Saturday, 24 November 2012
Film Review | The Mask (1994)
The Mask tells the story of Stanley Ipkiss (Carrey), a milquetoast bank employee growing tired of his luckless and boring existence. His life changes completely when he happens upon an ancient and enchanted mask which transforms him into an extrovert lothario with a toothy, lime-hued visage.
The Mask is from the outset a film of two distinct levels of success. The opening act introduces us to Stanley, his workaday life and timid attitude, as well as his best friend Charlie (Richard Jeni). It's fine, but nothing special. Cameron Diaz - in her feature debut no less - is fine as love interest Tina Carlyle, and Peter Greene as the villain of the piece Dorian Tyrell is again, well, fine. The whole thing does what it needs to, but without ever feeling special. In hindsight it's clear to see that Stanley Ipkiss, above Lloyd Christmas and Ace Ventura, is the breakout role that would cement Carrey as more than just a maniacal force of comedy but as genuine leading man material. But even so, The Mask begins in an overall underwhelming way.

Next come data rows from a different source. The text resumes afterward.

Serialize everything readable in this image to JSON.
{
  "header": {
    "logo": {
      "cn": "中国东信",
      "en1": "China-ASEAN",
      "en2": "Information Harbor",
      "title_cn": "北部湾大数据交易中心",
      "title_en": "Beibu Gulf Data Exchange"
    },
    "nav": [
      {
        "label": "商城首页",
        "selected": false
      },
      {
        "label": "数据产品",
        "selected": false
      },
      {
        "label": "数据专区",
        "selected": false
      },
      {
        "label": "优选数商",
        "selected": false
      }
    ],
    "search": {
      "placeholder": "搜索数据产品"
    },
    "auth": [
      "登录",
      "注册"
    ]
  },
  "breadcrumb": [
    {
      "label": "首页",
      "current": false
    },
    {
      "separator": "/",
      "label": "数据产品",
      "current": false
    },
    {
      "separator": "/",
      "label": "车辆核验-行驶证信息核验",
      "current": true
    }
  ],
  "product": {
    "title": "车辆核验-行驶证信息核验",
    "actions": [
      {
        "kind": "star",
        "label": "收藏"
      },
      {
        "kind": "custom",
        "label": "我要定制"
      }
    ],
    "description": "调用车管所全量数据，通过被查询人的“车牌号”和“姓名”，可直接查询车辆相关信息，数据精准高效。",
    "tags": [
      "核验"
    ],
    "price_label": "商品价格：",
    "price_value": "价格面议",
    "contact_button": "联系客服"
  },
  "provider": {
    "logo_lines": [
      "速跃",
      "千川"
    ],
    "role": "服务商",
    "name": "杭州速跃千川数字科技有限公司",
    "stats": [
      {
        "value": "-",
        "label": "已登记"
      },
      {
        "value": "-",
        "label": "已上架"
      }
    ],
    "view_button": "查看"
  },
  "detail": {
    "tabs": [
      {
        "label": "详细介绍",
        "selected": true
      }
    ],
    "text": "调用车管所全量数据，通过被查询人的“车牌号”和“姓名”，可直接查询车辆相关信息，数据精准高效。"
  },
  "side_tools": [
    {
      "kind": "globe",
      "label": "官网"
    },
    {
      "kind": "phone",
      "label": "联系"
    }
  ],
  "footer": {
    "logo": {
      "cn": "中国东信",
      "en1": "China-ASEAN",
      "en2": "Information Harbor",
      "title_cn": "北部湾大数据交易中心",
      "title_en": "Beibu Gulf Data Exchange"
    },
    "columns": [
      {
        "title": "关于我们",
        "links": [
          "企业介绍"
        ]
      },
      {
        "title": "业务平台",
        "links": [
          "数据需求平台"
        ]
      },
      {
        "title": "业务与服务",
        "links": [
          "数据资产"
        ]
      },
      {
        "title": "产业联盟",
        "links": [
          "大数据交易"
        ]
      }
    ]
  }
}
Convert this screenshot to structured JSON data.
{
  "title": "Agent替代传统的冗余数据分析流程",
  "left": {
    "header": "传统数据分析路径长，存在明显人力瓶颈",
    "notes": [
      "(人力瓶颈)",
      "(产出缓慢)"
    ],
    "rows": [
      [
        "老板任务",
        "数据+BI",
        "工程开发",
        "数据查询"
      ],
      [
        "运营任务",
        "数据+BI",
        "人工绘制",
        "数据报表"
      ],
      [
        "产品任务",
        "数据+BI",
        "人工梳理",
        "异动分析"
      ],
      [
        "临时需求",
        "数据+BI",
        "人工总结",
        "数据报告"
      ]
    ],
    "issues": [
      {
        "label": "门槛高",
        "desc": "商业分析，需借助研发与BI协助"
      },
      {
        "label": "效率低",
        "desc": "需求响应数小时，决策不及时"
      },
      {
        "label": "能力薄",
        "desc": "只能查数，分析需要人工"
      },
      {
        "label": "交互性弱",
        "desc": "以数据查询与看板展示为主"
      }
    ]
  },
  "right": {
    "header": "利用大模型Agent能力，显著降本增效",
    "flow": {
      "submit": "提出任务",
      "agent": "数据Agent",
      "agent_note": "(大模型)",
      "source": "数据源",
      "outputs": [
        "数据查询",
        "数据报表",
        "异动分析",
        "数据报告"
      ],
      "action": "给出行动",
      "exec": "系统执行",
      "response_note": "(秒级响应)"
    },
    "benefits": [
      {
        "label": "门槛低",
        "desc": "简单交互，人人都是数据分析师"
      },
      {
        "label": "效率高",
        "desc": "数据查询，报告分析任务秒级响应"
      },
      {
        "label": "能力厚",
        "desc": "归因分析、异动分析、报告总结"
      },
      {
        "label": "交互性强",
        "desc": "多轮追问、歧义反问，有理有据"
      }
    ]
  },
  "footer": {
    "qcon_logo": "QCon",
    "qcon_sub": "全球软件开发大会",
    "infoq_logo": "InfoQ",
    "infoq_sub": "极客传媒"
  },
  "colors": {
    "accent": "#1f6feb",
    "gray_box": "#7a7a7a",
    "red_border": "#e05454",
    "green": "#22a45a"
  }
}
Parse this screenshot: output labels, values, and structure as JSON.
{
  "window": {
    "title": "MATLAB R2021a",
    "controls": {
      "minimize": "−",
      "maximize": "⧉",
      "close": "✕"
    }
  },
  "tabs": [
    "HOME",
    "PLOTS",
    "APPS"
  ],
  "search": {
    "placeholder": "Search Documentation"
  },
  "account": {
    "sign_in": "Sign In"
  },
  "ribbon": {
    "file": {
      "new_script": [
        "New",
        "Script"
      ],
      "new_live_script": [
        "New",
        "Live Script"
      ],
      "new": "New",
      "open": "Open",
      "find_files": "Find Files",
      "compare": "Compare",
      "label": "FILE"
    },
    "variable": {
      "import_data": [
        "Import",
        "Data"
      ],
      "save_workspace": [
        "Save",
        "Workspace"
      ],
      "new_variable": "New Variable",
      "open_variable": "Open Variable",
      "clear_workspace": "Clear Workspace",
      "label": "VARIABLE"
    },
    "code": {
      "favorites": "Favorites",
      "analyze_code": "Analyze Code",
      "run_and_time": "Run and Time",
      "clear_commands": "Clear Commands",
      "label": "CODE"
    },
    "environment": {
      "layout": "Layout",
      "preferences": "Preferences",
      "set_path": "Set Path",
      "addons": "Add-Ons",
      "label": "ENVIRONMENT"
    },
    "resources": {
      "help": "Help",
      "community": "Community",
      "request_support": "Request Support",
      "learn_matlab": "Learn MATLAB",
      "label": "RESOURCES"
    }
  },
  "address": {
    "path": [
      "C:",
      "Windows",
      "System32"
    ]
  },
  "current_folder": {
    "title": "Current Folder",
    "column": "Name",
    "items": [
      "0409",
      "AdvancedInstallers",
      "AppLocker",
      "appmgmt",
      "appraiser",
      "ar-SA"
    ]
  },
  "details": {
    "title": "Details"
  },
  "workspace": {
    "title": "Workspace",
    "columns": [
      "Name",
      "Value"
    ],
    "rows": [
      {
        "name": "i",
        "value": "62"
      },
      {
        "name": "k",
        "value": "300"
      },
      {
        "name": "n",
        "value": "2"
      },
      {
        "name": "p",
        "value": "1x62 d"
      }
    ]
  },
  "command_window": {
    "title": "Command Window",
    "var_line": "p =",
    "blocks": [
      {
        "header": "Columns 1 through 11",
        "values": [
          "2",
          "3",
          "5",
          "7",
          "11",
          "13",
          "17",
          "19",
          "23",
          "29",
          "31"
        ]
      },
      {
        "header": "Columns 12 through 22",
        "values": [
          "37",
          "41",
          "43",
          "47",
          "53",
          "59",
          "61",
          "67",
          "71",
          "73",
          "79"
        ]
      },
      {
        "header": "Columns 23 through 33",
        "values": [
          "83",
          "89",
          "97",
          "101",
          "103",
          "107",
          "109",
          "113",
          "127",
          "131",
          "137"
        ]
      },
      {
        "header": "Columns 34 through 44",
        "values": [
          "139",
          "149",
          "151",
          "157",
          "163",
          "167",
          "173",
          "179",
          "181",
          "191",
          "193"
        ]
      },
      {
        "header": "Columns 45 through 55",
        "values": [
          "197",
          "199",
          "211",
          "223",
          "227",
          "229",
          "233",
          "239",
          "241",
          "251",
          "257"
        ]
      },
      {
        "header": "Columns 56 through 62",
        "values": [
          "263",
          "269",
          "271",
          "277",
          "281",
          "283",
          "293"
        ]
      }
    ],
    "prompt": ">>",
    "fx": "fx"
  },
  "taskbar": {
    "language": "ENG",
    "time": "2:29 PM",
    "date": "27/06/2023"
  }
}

At around the twenty minute mark, however, Stanley puts on the mask and the whole film immediately shifts into another gear entirely. The Mask as a character is so outlandish and blatant that, as has already been acknowledged, he is likely to divide audience opinion. To my mind, he is one of the finest physical comedy creations in cinema. The character pays homage to everything from classic Tex Avery cartoons to the Marx Brothers and Jerry Lewis, with references to a huge amount of classic cinema including Gone With The Wind and The Cincinnati Kid. From the moment The Mask character enters the film, every moment he's on screen is pure gold. Carrey's performance is flawless and comically note-perfect as Stanley's emerald-countenanced alter-ego.
The film essentially ends up becoming the average of these two planes. When the focus is on Stanley's everyday life, things become somewhat less interesting; aside from one or two more entertaining scenes, including one where Stanley consults mask expert Dr. Neuman (Ben Stein, in a pleasing cameo), the film at times feel like it's almost filling in between the appearances of The Mask. But when Carrey dons the green make-up and is allowed to let loose, this is superb. What we end up with therefore fluctuates between the good and the outstanding, but overall is entertaining, thoroughly enjoyable and regularly showcases Carrey at his comedic best.